Home Health & Hospice Week

Compliance:

New F2F Form Makes Slight Improvements

Agencies can fight off denials by using form in an unexpected way.

Check out the newest version of Medicare’s voluntary “Clinical Template” for physician face-to face encounters to see what medical reviewers are looking for in your ADR responses.

The Centers for Medicare & Medicaid Services issued its last version of the form last summer (see Eli’s HCW, Vol. XXIV, No. 30). CMS has now issued another slightly changed version of the form and the Office of Management and Budget is taking comments on it until Jan. 27, according to a notice in the Dec. 28, 2015, Federal Register.

Biggest change: CMS cut a paragraph that asked the provider furnishing the F2F to identify the community physician who will be taking over care for the patient, if the patient was discharged from a facility.

The National Association for Home Care & Hospice cheers the revision. The facility physician should have to identify the community physician following the patient only when the facility physician certifies the patient for home care, not merely when she furnishes the F2F visit, NAHC had contended. CMS appears to have heeded industry comments on this topic in the last form.

Another change: The new version of the form offers a “Plan/Orders” section separate from a “Plan for Home Health Services” section detailing skilled nursing, therapy and other service requirements.

It’s always a good idea to use the current CMS form, says attorney Amy Fehn with the Law Offices of Fehn, Robichaud & Colagiovanni in Troy, Mich. But since the form is voluntary and the changes are nonsubstantive, “then I don’t think it would be a problem if they are still using the older form,” Fehn judges.

Pro: Fehn recommends using the template if you can get your referring physicians to go for it. “Use of the form will make it easier for auditors to see the homebound and medical necessity elements in a format in which they are accustomed,” Fehn tells Eli. “Any time that you can make it easier for reviewers to find the relevant information, it is better.”

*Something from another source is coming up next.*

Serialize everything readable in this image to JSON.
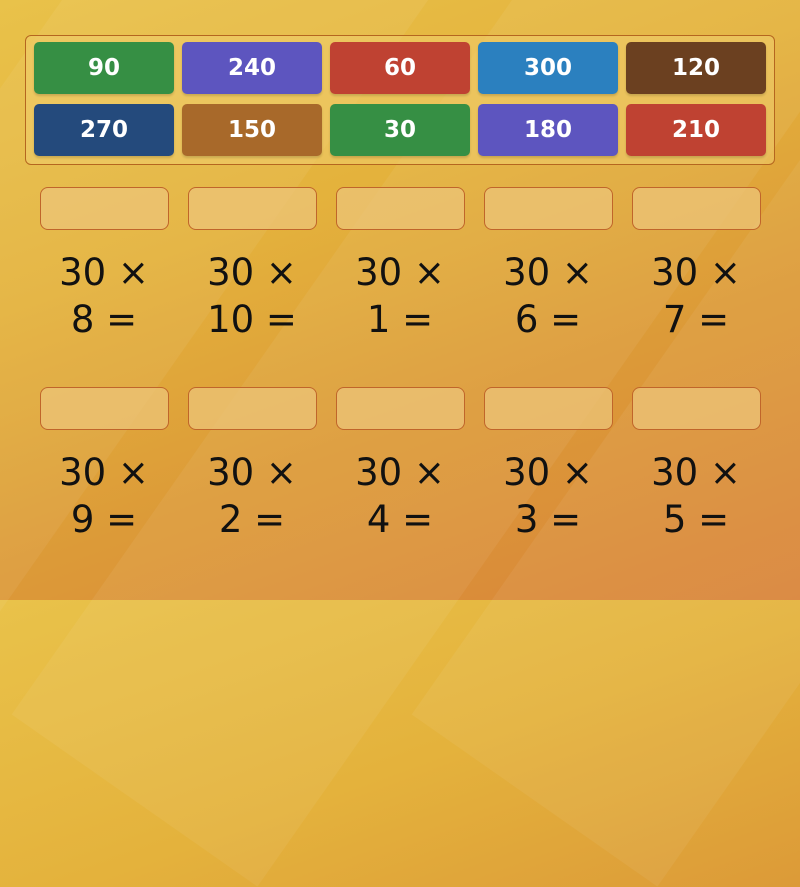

However, many agencies do not expect their referring physicians to be on board with the idea (see related story, p. 18).

Another use: This template can give agencies a good teaching tool both for themselves and for physicians, suggests attorney Robert Markette Jr. with Hall Render in Indianapolis. HHAs that are already undergoing Probe & Educate claims reviews focusing on F2F report that medical reviewers seem to be looking for the information CMS contains in its form.

HHAs that provide the homebound and skilled service information contained in the form to their physicians, in documentation to be signed into the doc’s clinical record, can use the form as a guideline for that document. HHAs that want to see the information furnished by their physicians in their medical records can use the template to show those physicians what reviewers are looking for.

Warning: In its instructions for filling out the form, CMS emphasizes that “The Home Health agency cannot complete this form and send to the physician for his signature.”

More changes ahead: Don’t expect this version of the form to be final, Fehn adds. “I would not be surprised if … [CMS] would continue to tweak it based on comments from the industry,” she says.

Note: See the new form at www.reginfo.gov/public/do/PRAViewIC?ref_nbr=201512-0938-012&icID=219423. Instructions for submitting comments are at www.gpo.gov/fdsys/pkg/FR-2015-12-28/pdf/2015-32435.pdf.